Symptoms
The TLS 1.0 protocol was removed from the list of SSL protocols allowed by default in the management utility.
This impacts the iControl REST API, and if you are using configuration management tools like Ansible (which uses Python) compiled with an older OpenSSL version, this will cause the client to suddenly fail to connect with an error similar to the following: SSLError: EOF occurred in violation of protocol.
The protocol defaults can be seen with the following tmsh command:
# tmsh list sys httpd ssl-protocol
sys httpd {
ssl-protocol "all -SSLv2 -SSLv3 -TLSv1"
}
Impact
BIG-IP systems refuse to allow TLSv1 connections, so the client will be unable to connect.
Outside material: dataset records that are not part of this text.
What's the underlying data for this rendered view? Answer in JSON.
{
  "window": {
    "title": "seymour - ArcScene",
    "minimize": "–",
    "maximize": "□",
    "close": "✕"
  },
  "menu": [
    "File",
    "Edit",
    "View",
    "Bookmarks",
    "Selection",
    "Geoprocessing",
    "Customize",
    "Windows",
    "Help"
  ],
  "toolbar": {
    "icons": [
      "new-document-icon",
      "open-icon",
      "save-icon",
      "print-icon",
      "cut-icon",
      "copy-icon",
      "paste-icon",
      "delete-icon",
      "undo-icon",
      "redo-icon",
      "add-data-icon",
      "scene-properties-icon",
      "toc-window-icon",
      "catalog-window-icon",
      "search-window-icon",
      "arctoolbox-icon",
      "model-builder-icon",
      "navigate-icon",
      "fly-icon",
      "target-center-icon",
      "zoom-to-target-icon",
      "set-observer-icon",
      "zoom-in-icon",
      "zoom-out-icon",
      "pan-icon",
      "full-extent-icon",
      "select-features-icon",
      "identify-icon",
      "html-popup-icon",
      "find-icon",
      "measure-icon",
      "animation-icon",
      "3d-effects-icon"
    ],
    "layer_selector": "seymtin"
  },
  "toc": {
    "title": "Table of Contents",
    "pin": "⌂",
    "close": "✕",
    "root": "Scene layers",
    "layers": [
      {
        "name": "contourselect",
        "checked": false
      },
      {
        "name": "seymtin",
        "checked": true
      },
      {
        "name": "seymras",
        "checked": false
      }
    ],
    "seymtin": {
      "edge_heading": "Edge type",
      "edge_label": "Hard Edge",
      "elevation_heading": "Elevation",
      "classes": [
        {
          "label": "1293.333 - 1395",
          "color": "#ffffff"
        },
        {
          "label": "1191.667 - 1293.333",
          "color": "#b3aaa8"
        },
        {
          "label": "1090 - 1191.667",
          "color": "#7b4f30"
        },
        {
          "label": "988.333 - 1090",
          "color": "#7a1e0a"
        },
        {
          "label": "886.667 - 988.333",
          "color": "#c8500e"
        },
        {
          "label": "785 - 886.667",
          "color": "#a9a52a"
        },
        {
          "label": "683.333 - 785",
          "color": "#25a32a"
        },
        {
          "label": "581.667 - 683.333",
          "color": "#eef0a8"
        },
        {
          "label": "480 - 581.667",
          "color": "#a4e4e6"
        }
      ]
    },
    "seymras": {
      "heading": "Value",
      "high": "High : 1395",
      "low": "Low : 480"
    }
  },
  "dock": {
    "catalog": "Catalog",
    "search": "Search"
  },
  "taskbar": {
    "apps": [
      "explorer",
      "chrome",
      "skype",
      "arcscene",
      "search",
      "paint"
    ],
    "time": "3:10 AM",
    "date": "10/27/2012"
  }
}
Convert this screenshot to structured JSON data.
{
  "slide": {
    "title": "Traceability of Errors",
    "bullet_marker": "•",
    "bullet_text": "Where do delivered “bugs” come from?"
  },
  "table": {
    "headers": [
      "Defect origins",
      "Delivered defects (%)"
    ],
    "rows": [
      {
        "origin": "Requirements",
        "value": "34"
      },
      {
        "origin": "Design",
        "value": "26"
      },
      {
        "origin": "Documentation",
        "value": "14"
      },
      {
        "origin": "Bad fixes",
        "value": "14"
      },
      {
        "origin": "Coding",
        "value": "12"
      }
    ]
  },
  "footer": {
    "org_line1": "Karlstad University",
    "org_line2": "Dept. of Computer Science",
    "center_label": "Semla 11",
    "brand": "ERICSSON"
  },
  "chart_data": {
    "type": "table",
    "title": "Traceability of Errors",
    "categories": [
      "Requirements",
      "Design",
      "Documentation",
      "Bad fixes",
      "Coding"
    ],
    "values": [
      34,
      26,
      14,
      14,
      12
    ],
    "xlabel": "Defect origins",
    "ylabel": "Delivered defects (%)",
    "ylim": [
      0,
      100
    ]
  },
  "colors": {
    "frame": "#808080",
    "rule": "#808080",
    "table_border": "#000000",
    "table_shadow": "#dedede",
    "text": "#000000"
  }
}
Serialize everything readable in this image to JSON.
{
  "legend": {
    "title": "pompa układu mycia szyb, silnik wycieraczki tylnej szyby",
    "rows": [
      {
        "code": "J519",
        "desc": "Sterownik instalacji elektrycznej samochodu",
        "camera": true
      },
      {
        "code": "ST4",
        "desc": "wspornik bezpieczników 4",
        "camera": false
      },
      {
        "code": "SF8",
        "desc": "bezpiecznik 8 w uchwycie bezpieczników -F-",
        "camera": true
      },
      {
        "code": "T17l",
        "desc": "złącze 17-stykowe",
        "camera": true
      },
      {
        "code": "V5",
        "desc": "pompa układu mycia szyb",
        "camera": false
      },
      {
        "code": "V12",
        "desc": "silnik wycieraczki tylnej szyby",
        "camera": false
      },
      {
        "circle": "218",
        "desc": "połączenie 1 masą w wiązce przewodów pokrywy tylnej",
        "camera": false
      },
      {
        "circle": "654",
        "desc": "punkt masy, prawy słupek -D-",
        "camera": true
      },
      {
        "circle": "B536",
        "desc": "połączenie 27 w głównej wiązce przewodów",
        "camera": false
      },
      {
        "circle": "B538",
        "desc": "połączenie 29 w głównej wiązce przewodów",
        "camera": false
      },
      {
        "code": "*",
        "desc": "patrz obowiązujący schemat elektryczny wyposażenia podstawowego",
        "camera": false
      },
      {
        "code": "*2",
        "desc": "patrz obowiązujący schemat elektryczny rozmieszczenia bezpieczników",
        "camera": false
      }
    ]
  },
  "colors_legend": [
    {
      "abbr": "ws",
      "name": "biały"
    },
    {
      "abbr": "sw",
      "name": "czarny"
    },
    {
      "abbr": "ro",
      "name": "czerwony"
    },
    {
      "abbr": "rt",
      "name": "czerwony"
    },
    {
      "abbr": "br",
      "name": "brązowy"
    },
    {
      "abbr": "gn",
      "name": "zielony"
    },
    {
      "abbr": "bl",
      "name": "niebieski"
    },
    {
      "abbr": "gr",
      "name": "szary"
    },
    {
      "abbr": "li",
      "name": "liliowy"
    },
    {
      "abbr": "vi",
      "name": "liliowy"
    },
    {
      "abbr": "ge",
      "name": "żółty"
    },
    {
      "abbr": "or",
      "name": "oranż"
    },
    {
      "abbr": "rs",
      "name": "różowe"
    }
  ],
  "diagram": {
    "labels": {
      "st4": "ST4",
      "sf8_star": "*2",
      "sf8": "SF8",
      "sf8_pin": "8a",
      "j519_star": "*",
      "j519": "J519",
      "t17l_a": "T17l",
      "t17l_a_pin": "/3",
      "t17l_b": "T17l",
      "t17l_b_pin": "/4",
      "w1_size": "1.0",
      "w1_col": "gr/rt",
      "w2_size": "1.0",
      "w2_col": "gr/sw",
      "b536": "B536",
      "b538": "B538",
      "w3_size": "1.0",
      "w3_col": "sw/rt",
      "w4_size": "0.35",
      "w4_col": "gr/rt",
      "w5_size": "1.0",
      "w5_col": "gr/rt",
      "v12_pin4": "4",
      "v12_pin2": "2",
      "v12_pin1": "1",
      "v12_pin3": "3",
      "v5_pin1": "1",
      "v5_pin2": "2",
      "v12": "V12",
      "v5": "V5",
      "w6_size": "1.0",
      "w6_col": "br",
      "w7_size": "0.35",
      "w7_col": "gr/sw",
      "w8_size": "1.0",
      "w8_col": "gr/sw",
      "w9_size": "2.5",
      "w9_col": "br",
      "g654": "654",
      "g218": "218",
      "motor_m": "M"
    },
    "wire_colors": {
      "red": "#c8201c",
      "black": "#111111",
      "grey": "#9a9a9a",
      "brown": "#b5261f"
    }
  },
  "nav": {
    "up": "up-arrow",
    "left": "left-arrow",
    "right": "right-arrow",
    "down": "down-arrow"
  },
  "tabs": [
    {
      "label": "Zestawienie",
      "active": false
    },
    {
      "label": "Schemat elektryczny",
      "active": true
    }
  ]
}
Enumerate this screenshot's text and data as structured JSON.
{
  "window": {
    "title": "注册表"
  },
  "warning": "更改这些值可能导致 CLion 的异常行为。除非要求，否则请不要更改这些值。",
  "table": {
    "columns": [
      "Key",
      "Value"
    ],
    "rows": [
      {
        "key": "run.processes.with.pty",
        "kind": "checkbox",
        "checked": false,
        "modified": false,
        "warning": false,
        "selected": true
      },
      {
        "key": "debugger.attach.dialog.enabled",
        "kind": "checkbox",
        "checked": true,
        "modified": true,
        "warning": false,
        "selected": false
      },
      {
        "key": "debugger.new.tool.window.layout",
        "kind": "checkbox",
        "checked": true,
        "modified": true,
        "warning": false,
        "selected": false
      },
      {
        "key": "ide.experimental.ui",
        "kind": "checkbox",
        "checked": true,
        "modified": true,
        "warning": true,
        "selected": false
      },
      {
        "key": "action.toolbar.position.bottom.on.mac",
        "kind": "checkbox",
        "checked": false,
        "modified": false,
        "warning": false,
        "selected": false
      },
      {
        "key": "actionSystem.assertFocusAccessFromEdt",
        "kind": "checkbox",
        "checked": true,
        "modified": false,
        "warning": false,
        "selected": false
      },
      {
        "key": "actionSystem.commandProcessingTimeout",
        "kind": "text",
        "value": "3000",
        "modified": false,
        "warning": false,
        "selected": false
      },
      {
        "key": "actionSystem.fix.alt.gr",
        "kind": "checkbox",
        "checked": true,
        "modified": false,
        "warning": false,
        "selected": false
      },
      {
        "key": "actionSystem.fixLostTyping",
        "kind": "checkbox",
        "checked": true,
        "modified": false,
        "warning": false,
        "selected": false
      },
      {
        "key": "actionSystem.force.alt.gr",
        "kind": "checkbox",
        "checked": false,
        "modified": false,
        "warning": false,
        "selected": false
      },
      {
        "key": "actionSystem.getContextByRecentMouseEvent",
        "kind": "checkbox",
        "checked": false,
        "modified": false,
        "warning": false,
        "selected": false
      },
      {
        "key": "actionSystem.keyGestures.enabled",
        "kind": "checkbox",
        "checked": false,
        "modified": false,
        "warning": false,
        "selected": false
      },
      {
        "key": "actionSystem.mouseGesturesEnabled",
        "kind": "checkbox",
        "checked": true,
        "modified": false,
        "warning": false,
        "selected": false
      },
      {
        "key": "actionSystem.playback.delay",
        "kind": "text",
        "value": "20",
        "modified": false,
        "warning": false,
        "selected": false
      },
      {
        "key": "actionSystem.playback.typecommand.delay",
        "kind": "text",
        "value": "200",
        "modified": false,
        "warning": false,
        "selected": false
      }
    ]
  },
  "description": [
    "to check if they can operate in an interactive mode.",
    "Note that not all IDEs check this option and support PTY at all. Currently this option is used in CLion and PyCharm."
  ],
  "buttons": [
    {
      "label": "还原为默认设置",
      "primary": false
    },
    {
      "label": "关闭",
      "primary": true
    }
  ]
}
This will most likely be encountered as a sudden inability to connect after upgrading.
Conditions
This can occur when connecting to the configuration utility, including using the iControl REST API, with an HTTPS client that is not compiled with TLS 1.1 or TLS 1.2 support.
Workaround
While TLS 1.0 can be re-enabled on BIG-IP systems via the 'tmsh modify sys httpd ssl-protocol' command, this is not advised because the protocol is past the end-of-life date.
It is highly recommended to upgrade the OpenSSL version on all client devices that connect to the BIG-IP configuration utility.
Fix Information
TLS 1.0 is no longer in the default SSL protocols list, and all SSL clients need to have support for TLS 1.1 or 1.2 or they will be unable to connect.
Behavior Change
The configuration utility no longer allows the TLS 1.0 protocol by default. The following tmsh command shows the before and after settings:
Prior to version 14.0.0:
# tmsh list sys httpd ssl-protocol
sys httpd {
ssl-protocol "all -SSLv2 -SSLv3"
}
Beginning in version 14.0.0:
# tmsh list sys httpd ssl-protocol
sys httpd {
ssl-protocol "all -SSLv2 -SSLv3 -TLSv1"
}
All clients connecting via SSL must have support for TLS 1.1 or 1.2 or they will be unable to connect.